Nell’epoca in cui tutto è settorializzato lui, semplicemente, strabordava; un fiume pieno di parole e immagini che adesso non esiste più e di cui già si sente la mancanza. Berger ha insegnato che vedere un «tipo di mondo» significa anche farlo vedere, agevolarne la vista, assecondarla verso un circuito che può condurre ad anticipare visioni future, ricordare quelle passate, mostrare prospettive nuove e inedite su ciò che ci sembrava «già visto», noto, addirittura comune.

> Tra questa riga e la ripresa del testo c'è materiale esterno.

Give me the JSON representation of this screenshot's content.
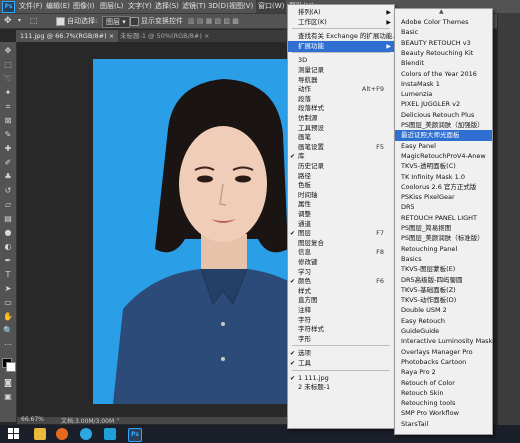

Era questo il suo obiettivo tanto quando conduceva per la BBC la serie televisiva Ways of Seeing, portando incredibilmente un Walter Benjamin pop alla conoscenza del grande pubblico, quando scriveva le sue poesie che sembrano polaroid raccontate per versi.

Berger, come Oliver Sacks attraverso la neurologia (anche lui, non a caso, affetto da un disturbo legato al suo stesso mestiere: il Lytico-bodig), ha in fondo mostrato la diversità degli esseri umani, delle loro visioni, dei loro modi di vita, e delle loro capacità di trasformare in continuazione, magari con una fotografia, la realtà in fantasia, interpretazione, e dunque ancora una volta in «immagine».

NON SI FRAINTENDA tuttavia il suo messaggio: non è che ognuno possa dire quello che vuole e vale tutto; il problema è più sottile perché le formule della visione sono le ombre e le illusioni del nostro percepire. Occhio e fantasia vanno educati esattamente come cervello e ragione e chi lo sa se, a quel punto, vedere «un mondo» non sia una strada privilegiata per arrivare al mondo in quanto tale proprio come ci ricordava il maestro: «il vedere viene prima delle parole. Il bambino guarda e riconosce prima di essere in grado di parlare ed è il vedere che determina il nostro posto all’interno del mondo».